Femtosecond Laser Direct Writing of Gecko-Inspired Switchable Adhesion Interfaces on a Flexible Substrate

Abstract

Biomimetic switchable adhesion interfaces (BSAIs) with dynamic adhesion states have demonstrated significant advantages in micro-manipulation and bio-detection. Among them, gecko-inspired adhesives have garnered considerable attention due to their exceptional adaptability to extreme environments. However, their high adhesion strength poses challenges in achieving flexible control. Herein, we propose an elegant and efficient approach by fabricating three-dimensional mushroom-shaped polydimethylsiloxane (PDMS) micropillars on a flexible PDMS substrate to mimic the bending and stretching of gecko footpads.
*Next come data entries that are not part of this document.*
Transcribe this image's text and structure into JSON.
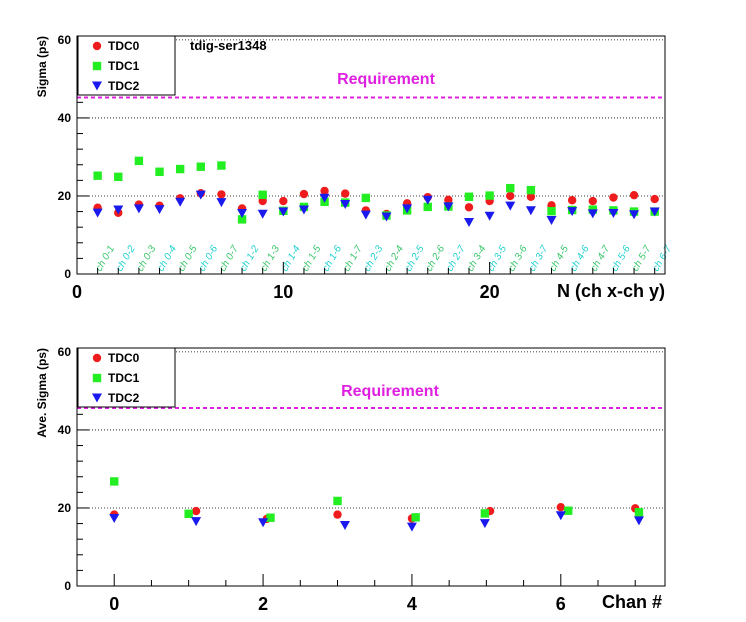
{
  "colors": {
    "tdc0": "#ee1c1c",
    "tdc1": "#22ee22",
    "tdc2": "#1a1aee",
    "requirement": "#e020e0",
    "chan_label_a": "#39c66b",
    "chan_label_b": "#22d0d0"
  },
  "chart_data": [
    {
      "type": "scatter",
      "annotation": "tdig-ser1348",
      "xlabel": "N (ch x-ch y)",
      "ylabel": "Sigma (ps)",
      "xlim": [
        0,
        28.5
      ],
      "ylim": [
        0,
        61
      ],
      "yticks": [
        0,
        20,
        40,
        60
      ],
      "xticks": [
        0,
        10,
        20
      ],
      "requirement": {
        "label": "Requirement",
        "value": 45
      },
      "grid_y": [
        20,
        40,
        60
      ],
      "legend": {
        "placement": "top-left",
        "entries": [
          "TDC0",
          "TDC1",
          "TDC2"
        ]
      },
      "point_labels": [
        "ch 0-1",
        "ch 0-2",
        "ch 0-3",
        "ch 0-4",
        "ch 0-5",
        "ch 0-6",
        "ch 0-7",
        "ch 1-2",
        "ch 1-3",
        "ch 1-4",
        "ch 1-5",
        "ch 1-6",
        "ch 1-7",
        "ch 2-3",
        "ch 2-4",
        "ch 2-5",
        "ch 2-6",
        "ch 2-7",
        "ch 3-4",
        "ch 3-5",
        "ch 3-6",
        "ch 3-7",
        "ch 4-5",
        "ch 4-6",
        "ch 4-7",
        "ch 5-6",
        "ch 5-7",
        "ch 6-7"
      ],
      "x": [
        1,
        2,
        3,
        4,
        5,
        6,
        7,
        8,
        9,
        10,
        11,
        12,
        13,
        14,
        15,
        16,
        17,
        18,
        19,
        20,
        21,
        22,
        23,
        24,
        25,
        26,
        27,
        28
      ],
      "series": [
        {
          "name": "TDC0",
          "marker": "circle",
          "values": [
            17,
            15.7,
            17.8,
            17.5,
            19.4,
            20.7,
            20.4,
            16.8,
            18.7,
            18.7,
            20.5,
            21.3,
            20.6,
            16.3,
            15.4,
            18.1,
            19.7,
            19,
            17.1,
            18.7,
            20,
            19.8,
            17.6,
            18.9,
            18.7,
            19.6,
            20.2,
            19.2
          ]
        },
        {
          "name": "TDC1",
          "marker": "square",
          "values": [
            25.2,
            24.9,
            29,
            26.2,
            26.9,
            27.5,
            27.8,
            14,
            20.3,
            16.2,
            17.2,
            18.5,
            18.3,
            19.5,
            15,
            16.3,
            17.2,
            17.3,
            19.8,
            20.1,
            22,
            21.5,
            16.1,
            16.4,
            16.5,
            16.3,
            16,
            16
          ]
        },
        {
          "name": "TDC2",
          "marker": "triangle-down",
          "values": [
            15.6,
            16.4,
            16.7,
            16.5,
            18.4,
            20.2,
            18.3,
            15.5,
            15.3,
            15.9,
            16.4,
            19.4,
            17.8,
            15.1,
            14.6,
            16.7,
            18.9,
            17.2,
            13.2,
            14.8,
            17.4,
            16.2,
            13.7,
            16,
            15.4,
            15.5,
            15.2,
            15.9
          ]
        }
      ]
    },
    {
      "type": "scatter",
      "xlabel": "Chan #",
      "ylabel": "Ave. Sigma (ps)",
      "xlim": [
        -0.5,
        7.4
      ],
      "ylim": [
        0,
        61
      ],
      "yticks": [
        0,
        20,
        40,
        60
      ],
      "xticks": [
        0,
        2,
        4,
        6
      ],
      "requirement": {
        "label": "Requirement",
        "value": 45
      },
      "grid_y": [
        20,
        40,
        60
      ],
      "legend": {
        "placement": "top-left",
        "entries": [
          "TDC0",
          "TDC1",
          "TDC2"
        ]
      },
      "series": [
        {
          "name": "TDC0",
          "marker": "circle",
          "x": [
            0,
            1.1,
            2.05,
            3,
            4,
            5.05,
            6,
            7
          ],
          "values": [
            18.3,
            19.2,
            17.2,
            18.3,
            17.3,
            19.2,
            20.2,
            19.9
          ]
        },
        {
          "name": "TDC1",
          "marker": "square",
          "x": [
            0,
            1,
            2.1,
            3,
            4.05,
            4.98,
            6.1,
            7.05
          ],
          "values": [
            26.8,
            18.5,
            17.5,
            21.8,
            17.6,
            18.6,
            19.3,
            18.9
          ]
        },
        {
          "name": "TDC2",
          "marker": "triangle-down",
          "x": [
            0,
            1.1,
            2,
            3.1,
            4,
            4.98,
            6,
            7.05
          ],
          "values": [
            17.3,
            16.5,
            16.2,
            15.5,
            15.1,
            16,
            18,
            16.7
          ]
        }
      ]
    }
  ]
}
The fabrication process that employs two-photon polymerization ensures high spatial resolution, resulting in micropillars with exquisite structures and ultra-smooth surfaces, even for tip/stem ratios exceeding 2 (a critical factor for maintaining adhesion strength). Furthermore, these adhesive structures display outstanding resilience, enduring 175% deformation and severe bending without collapse, ascribing to the excellent compatibility of the micropillar's composition and physical properties with the substrate. Our BSAIs can achieve highly controllable adhesion force and rapid manipulation of liquid droplets through mechanical bending and stretching of the PDMS substrate. By adjusting the spacing between the micropillars, precise control of adhesion strength is achieved. These intriguing properties make them promising candidates for various applications in the fields of microfluidics, micro-assembly, flexible electronics, and beyond.
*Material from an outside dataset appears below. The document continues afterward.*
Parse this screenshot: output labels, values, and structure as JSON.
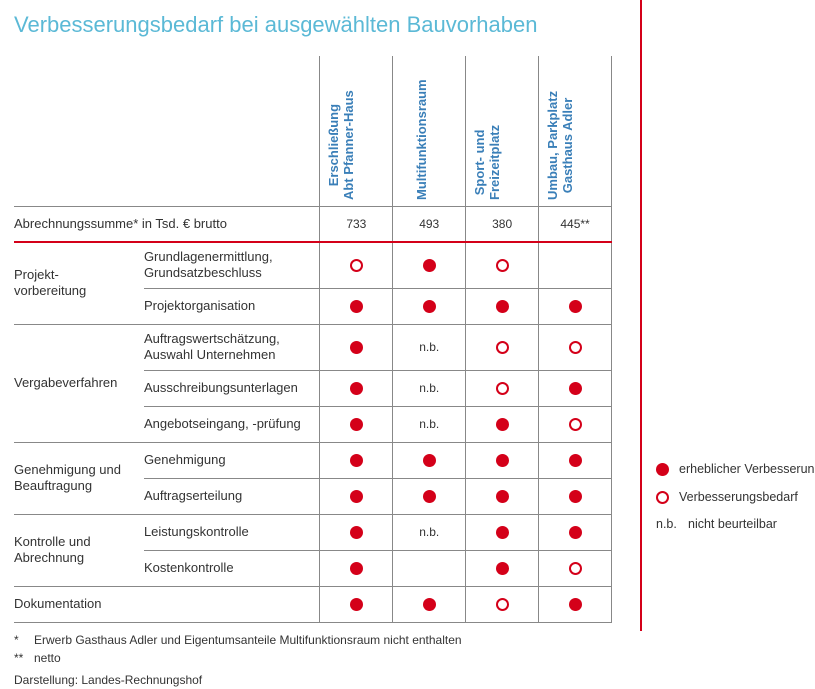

Keywords: mushroom-shaped micropillars; switchable adhesion; two-photon polymerization.

Figure 1

Schematic FsLDW of BSAI on a flexible substrate. (i) PDMS spin-coated onto the ITO substrate, (ii,iii) FsLDW and developing of the mushroom-shaped micropillars based on IP-PDMS, (iv) Peeling the micropillar arrays film off the substrate, and (v) illustration of sample bending and stretching along with promising applications.

Figure 2

Geometries of micropillars with different tip diameters. (a) Design dimensions of the micropillars. (b) SEM images of micropillar arrays from top view. (c) SEM images of micropillar arrays from side view. (d) AFM topographies on the tip of a mushroom-shaped micropillar.

Figure 3

Deformation characterizations of the micropillar arrays on a flexible substrate. (a) Schematic and corresponding real experiment snapshots of bending BSAI with increased curvatures. (b) Schematic and corresponding real experiment snapshots of bending the sample with increased stretching strains. (c) Illustration of a beetle equipped with flexible BSAI. (d) A photograph of a beetle specimen equipped with flexible BSAI. (e) The state of beetle specimen equipped with (right) and without (left) flexible BSAI on an inclined glass.

Figure 4

Force characterizations in non-stretched BSAIs. (a) Illustration of the custom adhesion platform. (b) Stress–strain curves of a single micropillar on the flexible substrate. (c) Adhesion values of the non-stretched samples under different preloads and the corresponding morphologies of the micropillars. (d) The evolutions of the corresponding contact signatures of the non-stretched samples under different preloads. The regions enclosed by the blue dashed line represent the efficient contact areas, while the regions enclosed by the yellow dashed line indicate the collapse areas of the BSAIs.

Figure 5

Adhesion characterizations in stretched BSAIs. (a) Adhesion force graphs with respect to time of the samples under different stretching strains. (b) Adhesion values of the samples under varied stretching strains (c) The evolutions of the corresponding contact signatures with corresponding stretching strains. The region enclosed by the blue dashed line represents the efficient contact area. (d) The application of BSAI in non-destructive transfer of a small electronic device.

Figure 6

Wettability characterizations of the BSAIs. (a) Schematic of a water droplet suspended by the vertical component of surface tension. (b) Morphologies of the droplets on samples of different stretching strains. (c) Results of advancing and receding contact angles with related stretching strains. (d) Schematic and corresponding snapshots of picking up and releasing a dyed water droplet by the BSAI.